This is a good description, except that TileDB (the open source client) is not t...

biggestlou · on June 15, 2020

This is a very interesting development that I'd like to learn more about. Whenever I've played around with writing databases (just as toy projects) I've always done so using RocksDB or something similar as a backend. This "thick client" model, though, seems to have a lot of potential benefits, most notably no need to worry about disk space or volumes (so say goodbye to a bunch of config parameters) and no need for a tiered storage setup or S3 migration tools (already accomplished!). Not ideal for most use cases but intriguing for some!

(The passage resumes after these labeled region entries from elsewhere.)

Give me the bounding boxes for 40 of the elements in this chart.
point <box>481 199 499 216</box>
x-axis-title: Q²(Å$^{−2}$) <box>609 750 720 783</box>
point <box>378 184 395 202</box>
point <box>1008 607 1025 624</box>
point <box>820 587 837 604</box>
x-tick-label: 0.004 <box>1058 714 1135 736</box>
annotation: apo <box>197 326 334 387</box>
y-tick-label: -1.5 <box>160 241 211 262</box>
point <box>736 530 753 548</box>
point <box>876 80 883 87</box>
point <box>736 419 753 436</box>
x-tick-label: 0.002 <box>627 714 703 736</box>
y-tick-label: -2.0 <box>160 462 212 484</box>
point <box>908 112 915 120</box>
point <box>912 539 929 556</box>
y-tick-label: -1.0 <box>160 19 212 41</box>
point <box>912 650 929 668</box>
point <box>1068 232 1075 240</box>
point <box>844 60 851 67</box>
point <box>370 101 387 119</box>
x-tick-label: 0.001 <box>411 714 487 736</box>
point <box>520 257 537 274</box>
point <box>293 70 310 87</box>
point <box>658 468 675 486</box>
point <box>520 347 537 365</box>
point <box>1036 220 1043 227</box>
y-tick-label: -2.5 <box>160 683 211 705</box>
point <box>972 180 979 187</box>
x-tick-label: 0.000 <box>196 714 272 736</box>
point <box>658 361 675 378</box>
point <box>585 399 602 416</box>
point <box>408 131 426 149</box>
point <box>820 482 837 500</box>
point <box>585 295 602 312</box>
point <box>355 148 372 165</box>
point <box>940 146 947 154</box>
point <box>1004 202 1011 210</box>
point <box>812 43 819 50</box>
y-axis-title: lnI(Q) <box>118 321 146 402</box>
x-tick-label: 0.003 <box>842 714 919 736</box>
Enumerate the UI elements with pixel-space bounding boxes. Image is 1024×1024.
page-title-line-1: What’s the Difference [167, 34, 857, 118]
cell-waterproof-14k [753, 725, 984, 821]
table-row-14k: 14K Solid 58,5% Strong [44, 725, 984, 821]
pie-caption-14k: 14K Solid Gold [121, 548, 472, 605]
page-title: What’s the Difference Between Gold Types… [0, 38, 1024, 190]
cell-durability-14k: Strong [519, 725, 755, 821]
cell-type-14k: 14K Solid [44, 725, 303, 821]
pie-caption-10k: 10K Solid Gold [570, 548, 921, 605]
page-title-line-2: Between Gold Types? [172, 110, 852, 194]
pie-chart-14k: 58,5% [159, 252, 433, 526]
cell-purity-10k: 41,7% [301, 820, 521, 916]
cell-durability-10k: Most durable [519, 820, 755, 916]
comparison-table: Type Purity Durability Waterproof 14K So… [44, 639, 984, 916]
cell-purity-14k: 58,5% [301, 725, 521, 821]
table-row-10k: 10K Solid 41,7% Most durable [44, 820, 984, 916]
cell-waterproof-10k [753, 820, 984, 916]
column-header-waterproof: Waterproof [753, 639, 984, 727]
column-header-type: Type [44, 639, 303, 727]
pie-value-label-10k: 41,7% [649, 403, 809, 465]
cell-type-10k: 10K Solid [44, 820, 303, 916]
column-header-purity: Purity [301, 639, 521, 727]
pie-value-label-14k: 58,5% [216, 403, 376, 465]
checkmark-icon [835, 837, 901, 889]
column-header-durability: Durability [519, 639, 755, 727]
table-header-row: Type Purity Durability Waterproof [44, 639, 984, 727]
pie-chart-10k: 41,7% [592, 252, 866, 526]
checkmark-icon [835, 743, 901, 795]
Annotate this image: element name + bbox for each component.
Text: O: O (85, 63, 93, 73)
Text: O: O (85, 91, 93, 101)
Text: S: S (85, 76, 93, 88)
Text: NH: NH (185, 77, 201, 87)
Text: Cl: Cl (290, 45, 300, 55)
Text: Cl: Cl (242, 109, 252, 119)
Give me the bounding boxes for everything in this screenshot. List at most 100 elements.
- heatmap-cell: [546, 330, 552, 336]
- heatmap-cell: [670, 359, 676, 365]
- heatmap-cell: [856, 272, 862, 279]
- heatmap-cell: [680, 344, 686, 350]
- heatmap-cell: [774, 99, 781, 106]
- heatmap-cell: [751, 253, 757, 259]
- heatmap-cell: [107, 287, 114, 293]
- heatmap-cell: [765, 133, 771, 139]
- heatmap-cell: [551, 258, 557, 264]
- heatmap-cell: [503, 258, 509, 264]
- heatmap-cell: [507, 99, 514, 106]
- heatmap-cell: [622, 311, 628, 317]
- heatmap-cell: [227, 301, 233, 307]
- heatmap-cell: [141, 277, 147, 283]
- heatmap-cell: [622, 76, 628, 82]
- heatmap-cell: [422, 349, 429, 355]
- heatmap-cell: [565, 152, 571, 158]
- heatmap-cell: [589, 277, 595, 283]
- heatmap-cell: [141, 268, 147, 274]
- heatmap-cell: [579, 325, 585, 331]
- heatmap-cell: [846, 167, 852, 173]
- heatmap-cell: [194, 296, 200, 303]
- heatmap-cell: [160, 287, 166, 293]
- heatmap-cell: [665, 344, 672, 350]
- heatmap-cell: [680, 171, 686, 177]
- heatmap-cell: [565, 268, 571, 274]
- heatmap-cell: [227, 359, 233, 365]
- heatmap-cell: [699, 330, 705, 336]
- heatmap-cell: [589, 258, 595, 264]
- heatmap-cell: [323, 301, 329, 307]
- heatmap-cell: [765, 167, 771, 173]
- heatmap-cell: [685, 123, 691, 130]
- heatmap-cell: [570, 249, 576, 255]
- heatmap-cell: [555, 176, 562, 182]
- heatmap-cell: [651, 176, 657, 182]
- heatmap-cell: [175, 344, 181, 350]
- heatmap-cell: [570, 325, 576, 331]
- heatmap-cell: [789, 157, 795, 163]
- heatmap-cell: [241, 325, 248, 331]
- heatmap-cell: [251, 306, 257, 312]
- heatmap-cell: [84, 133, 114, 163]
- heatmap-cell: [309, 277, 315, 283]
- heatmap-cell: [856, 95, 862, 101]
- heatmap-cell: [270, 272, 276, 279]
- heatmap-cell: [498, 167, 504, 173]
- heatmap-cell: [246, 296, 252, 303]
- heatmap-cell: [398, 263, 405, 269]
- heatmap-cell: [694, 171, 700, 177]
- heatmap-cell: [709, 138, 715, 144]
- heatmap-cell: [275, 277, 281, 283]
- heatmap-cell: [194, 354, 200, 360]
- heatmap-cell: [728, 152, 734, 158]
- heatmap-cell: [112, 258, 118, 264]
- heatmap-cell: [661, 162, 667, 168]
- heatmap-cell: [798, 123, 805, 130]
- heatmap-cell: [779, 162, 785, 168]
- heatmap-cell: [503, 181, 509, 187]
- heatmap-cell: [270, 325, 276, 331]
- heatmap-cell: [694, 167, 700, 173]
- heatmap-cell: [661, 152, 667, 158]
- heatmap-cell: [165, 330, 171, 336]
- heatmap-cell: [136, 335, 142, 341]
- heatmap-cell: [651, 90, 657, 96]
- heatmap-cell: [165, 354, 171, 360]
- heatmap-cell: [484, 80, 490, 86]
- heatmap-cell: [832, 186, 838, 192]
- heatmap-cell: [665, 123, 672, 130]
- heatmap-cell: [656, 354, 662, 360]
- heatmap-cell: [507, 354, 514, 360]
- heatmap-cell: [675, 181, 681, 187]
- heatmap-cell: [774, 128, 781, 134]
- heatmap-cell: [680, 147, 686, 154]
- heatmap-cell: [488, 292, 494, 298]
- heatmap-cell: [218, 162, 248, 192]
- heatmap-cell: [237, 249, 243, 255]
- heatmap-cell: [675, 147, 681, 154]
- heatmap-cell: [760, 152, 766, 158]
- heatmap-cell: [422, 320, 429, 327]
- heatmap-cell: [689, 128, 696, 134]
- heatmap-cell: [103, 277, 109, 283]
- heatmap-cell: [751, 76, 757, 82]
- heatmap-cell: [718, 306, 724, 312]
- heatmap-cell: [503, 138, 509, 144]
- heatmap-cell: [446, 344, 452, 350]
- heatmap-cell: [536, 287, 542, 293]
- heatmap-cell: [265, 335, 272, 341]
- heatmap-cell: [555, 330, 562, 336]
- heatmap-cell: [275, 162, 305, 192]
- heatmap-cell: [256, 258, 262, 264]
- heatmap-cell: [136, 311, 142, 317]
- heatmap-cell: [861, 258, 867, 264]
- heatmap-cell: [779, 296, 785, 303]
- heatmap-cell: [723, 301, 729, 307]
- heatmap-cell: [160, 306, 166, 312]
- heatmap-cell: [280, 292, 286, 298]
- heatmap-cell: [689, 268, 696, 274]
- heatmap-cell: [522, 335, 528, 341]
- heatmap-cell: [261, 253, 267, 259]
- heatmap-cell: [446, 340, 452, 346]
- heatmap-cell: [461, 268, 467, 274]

jakebol · on June 15, 2020

There are a lot of issues though with S3, latency, poor performance for small reads / writes, timeouts, api rate limits, api costs, and consistency issues poorly understood by third party developers.

A "thick-client" also doesn't perform well unless that client is located on a node in the same region. I think as with everything it works well in some cases and not well in others.

manigandham · on June 15, 2020

It's not so difficult if you control the data. Snowflake offers a relational datawarehouse built on EC2/S3 (and now other clouds) with its own column-oriented data format (a hybrid called PAX). It can seek to the right columns and rows by getting the exact byte ranges from an S3 object.

jakebol · on June 15, 2020

this is true (and a property of all? cloud formats Delta, Hudi, Iceberg, parquet, etc.)

I was referring more to the fact that the cloud vendors can co-design their infrastructure and software to support their database services.